Is the following example of fields, field repetitions, components and their sub-components correct when parsing raw HL7 data?
PID|1||||||||||||1234567890^somedata&moredata^TESTEMAIL@GMAIL.COM~0987654321
Field (|):
PID13 = 1234567890^somedata&moredata^TESTEMAIL@GMAIL.COM~0987654321
Field repetition (~):
PID13~1 = 1234567890^somedata&moredata^TESTEMAIL@GMAIL.COM
PID13~2 = 0987654321
Component (^):
PID13.1 = 1234567890
PID13.2 = somedata&moredata
PID13.3 = TESTEMAIL@GMAIL.COM
Sub-component (&):
PID13.2.1 = somedata
PID13.2.2 = moredata
PID13.3.1 = TESTEMAIL@GMAIL.COM
PID13.3.2 =
Without understanding the left-hand side structure you're trying to assign stuff to, it's impossible to tell you if you're doing it right.
There is however one right way to parse the segment/field in question.
Here's a link to the specs I reference here
From section 2.5.3 of the HL7v2.7 Standard:
Each field is assigned a data type that defines the value domain of the field – the possible values that it may take.
If you pull up section 3.4.2.13 (PID-13) you'll see a breakdown of each component and subcomponent. Technically, the meaning of subcomponents and components can vary by field, but mostly they just vary by data type.
In your example, you don't treat the repetitions as separate instances of XTN data types.
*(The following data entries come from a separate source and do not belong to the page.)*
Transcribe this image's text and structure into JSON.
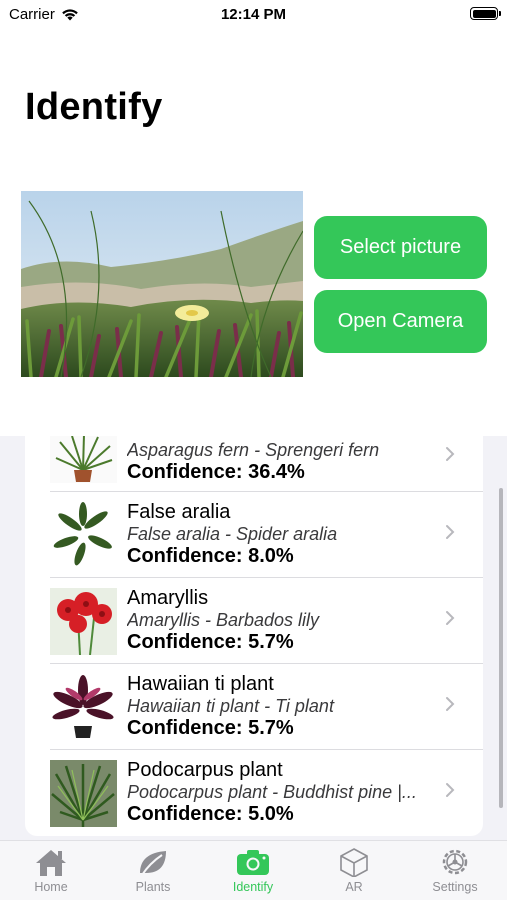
{
  "status_bar": {
    "carrier": "Carrier",
    "time": "12:14 PM"
  },
  "page": {
    "title": "Identify"
  },
  "buttons": {
    "select_picture": "Select picture",
    "open_camera": "Open Camera"
  },
  "results": [
    {
      "name": "",
      "subtitle": "Asparagus fern - Sprengeri fern",
      "confidence": "Confidence: 36.4%"
    },
    {
      "name": "False aralia",
      "subtitle": "False aralia - Spider aralia",
      "confidence": "Confidence: 8.0%"
    },
    {
      "name": "Amaryllis",
      "subtitle": "Amaryllis - Barbados lily",
      "confidence": "Confidence: 5.7%"
    },
    {
      "name": "Hawaiian ti plant",
      "subtitle": "Hawaiian ti plant - Ti plant",
      "confidence": "Confidence: 5.7%"
    },
    {
      "name": "Podocarpus plant",
      "subtitle": "Podocarpus plant - Buddhist pine |...",
      "confidence": "Confidence: 5.0%"
    }
  ],
  "tabs": [
    {
      "label": "Home",
      "icon": "house-icon"
    },
    {
      "label": "Plants",
      "icon": "leaf-icon"
    },
    {
      "label": "Identify",
      "icon": "camera-icon",
      "active": true
    },
    {
      "label": "AR",
      "icon": "cube-icon"
    },
    {
      "label": "Settings",
      "icon": "gear-icon"
    }
  ],
  "colors": {
    "accent": "#34c759",
    "inactive": "#8e8e93"
  }
}
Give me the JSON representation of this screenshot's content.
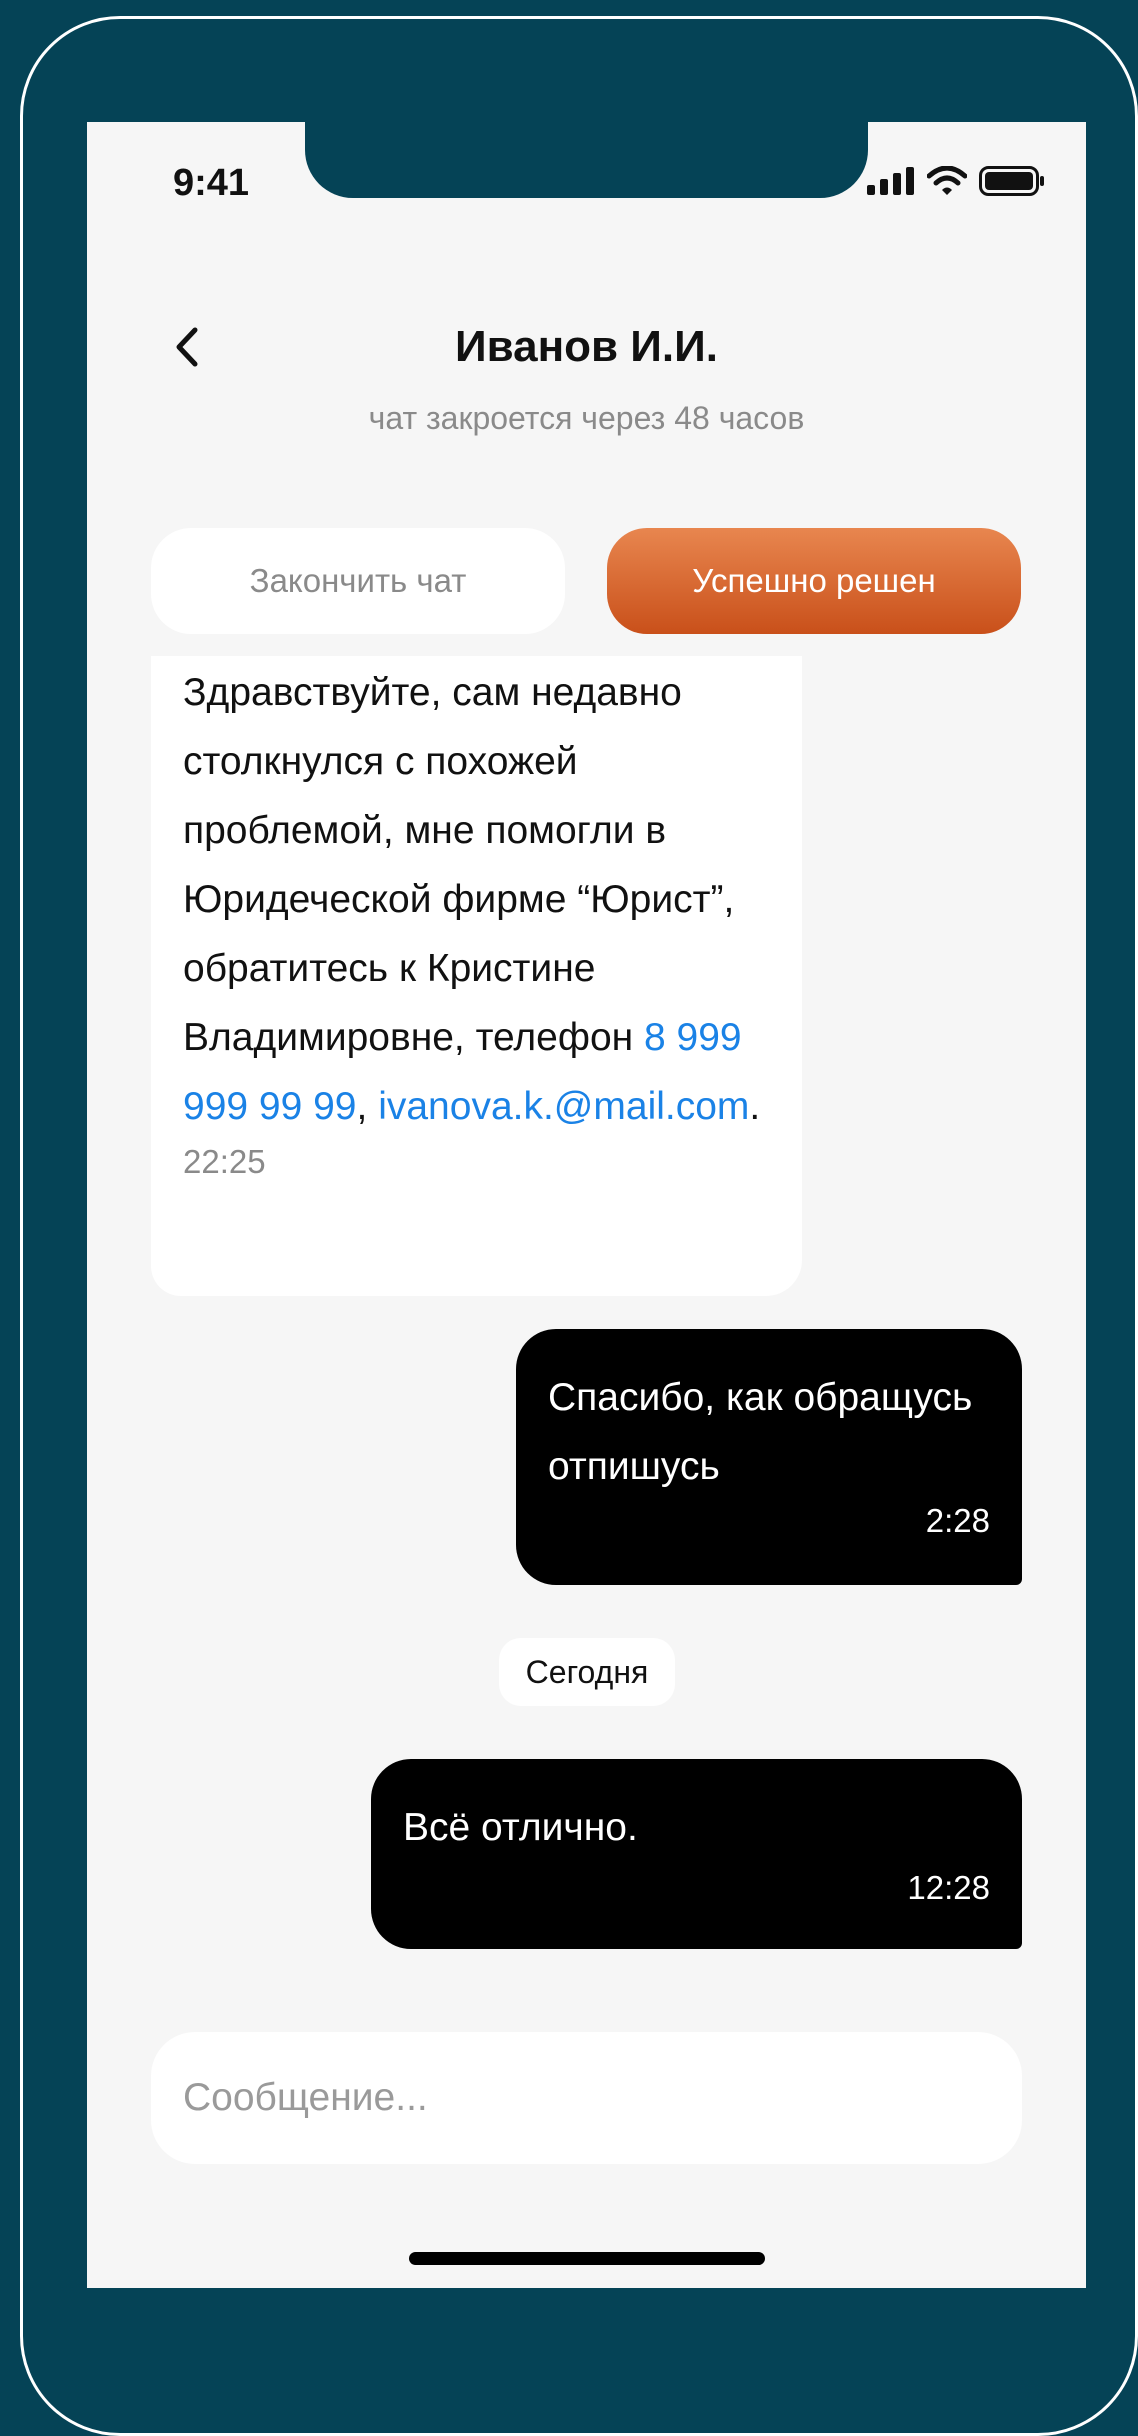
{
  "status_bar": {
    "time": "9:41"
  },
  "header": {
    "title": "Иванов И.И.",
    "subtitle": "чат закроется через 48 часов"
  },
  "actions": {
    "end_chat_label": "Закончить чат",
    "resolved_label": "Успешно решен"
  },
  "messages": {
    "incoming": {
      "text_before": "Здравствуйте, сам недавно столкнулся с похожей проблемой, мне помогли в Юридеческой фирме “Юрист”, обратитесь к Кристине Владимировне, телефон ",
      "phone": "8 999 999 99 99",
      "separator": ",",
      "email": "ivanova.k.@mail.com",
      "end": ".",
      "time": "22:25"
    },
    "outgoing_1": {
      "text": "Спасибо, как обращусь отпишусь",
      "time": "2:28"
    },
    "date_divider": "Сегодня",
    "outgoing_2": {
      "text": "Всё отлично.",
      "time": "12:28"
    }
  },
  "composer": {
    "placeholder": "Сообщение..."
  },
  "colors": {
    "background": "#054356",
    "accent_gradient_top": "#e8864f",
    "accent_gradient_bottom": "#c9501a",
    "link": "#1a82e6"
  },
  "icons": {
    "back": "chevron-left-icon",
    "signal": "signal-bars-icon",
    "wifi": "wifi-icon",
    "battery": "battery-icon"
  }
}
I would re-write using array syntax as so:
Field repetition (~):
PID13[0] = 1234567890^somedata&moredata^TESTEMAIL@GMAIL.COM
PID13[1] = 0987654321
Component (^):
PID13[0].1 = 1234567890
PID13[0].2 = somedata&moredata
PID13[0].3 = TESTEMAIL@GMAIL.COM
Sub-component (&):
PID13[0].2.1 = somedata
PID13[0].2.2 = moredata
The psuedo-code in the same specification section 2.6.1 may be helpful as well
foreach occurrence in ( occurrences_of( field ) ) {
construct_occurrence( occurrence );
if not last ( populated occurrence ) insert repetition_separator;
/* e.g., ~ */
}
It's important to remember that those different subcomponents have different meaning because PID-13 is a XTN type.
PID-13 is a problematic example because historically, the order of PID-13 mattered. The first repetition was "primary". Over time the field has also become the landing place for e-mail addresses, pager numbers, etc. So good luck trying to make sense out of real-world data.